Luke Hinds: Sigstore—An Open Source Solution to Supply Chain Security (30 minutes) - 11:25am PT | 2:25pm ET | 6:25pm UTC/GMT
- Sigstore is a new standard for signing, verifying, and protecting software. Using the latest cryptographic technologies, Sigstore allows both open source communities and enterprises to sign and store a provenance record of the software supply chain. It’s run as a free public service or as enterprise-grade software. Sigstore is community funded under the Open Source Security Foundation, with backing from Google, Red Hat, and many other tech companies.
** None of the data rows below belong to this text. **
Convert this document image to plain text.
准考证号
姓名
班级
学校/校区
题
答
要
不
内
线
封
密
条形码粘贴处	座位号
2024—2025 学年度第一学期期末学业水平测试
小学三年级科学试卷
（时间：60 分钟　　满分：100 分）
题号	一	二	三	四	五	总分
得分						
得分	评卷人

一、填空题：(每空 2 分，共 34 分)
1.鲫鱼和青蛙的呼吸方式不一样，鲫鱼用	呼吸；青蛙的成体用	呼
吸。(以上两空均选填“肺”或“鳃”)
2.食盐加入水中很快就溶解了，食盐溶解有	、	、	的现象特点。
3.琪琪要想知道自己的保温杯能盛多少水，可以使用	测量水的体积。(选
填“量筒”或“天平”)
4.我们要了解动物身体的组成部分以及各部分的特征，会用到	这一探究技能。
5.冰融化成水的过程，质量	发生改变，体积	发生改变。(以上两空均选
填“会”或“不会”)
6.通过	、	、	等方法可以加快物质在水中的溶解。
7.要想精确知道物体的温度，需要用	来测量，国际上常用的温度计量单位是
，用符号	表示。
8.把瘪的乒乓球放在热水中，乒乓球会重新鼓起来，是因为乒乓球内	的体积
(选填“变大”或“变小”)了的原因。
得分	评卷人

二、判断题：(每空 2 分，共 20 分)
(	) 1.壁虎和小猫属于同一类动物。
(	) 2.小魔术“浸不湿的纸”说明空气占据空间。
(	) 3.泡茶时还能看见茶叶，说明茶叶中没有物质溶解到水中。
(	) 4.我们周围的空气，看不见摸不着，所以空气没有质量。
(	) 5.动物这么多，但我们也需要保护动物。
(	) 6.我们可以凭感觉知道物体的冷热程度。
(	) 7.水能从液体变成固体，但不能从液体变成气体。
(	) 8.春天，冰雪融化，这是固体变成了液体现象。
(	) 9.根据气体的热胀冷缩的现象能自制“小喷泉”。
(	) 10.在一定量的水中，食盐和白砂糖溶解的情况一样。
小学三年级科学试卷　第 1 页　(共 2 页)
Join Sigstore founder Luke Hinds to learn about the project and its positive impact on improving the supply chain security of both open source projects and enterprise software.
- Luke Hinds is the security engineering lead in Red Hat's Emerging Technologies Group in the Office of the CTO. He leads a team of engineers focused on the development of new cutting-edge security technologies centered on cloud and trusted/confidential computing. He’s a member of the Kubernetes security response team and a founding member of sigstore and many other projects in the security domain.
Kelsey Hightower: Closing Remarks (5 minutes) - 11:55am PT | 2:55pm ET | 6:55pm UTC/GMT
- Kelsey Hightower closes out today’s event.
Your Host
Kelsey Hightower
Kelsey Hightower has worn every hat possible throughout his career in tech and enjoys leadership roles focused on making things happen and shipping software. Kelsey’s a strong open source advocate focused on building simple tools that make people smile. When he isn’t slinging Go code, you can catch him giving technical workshops covering everything from programming to system administration.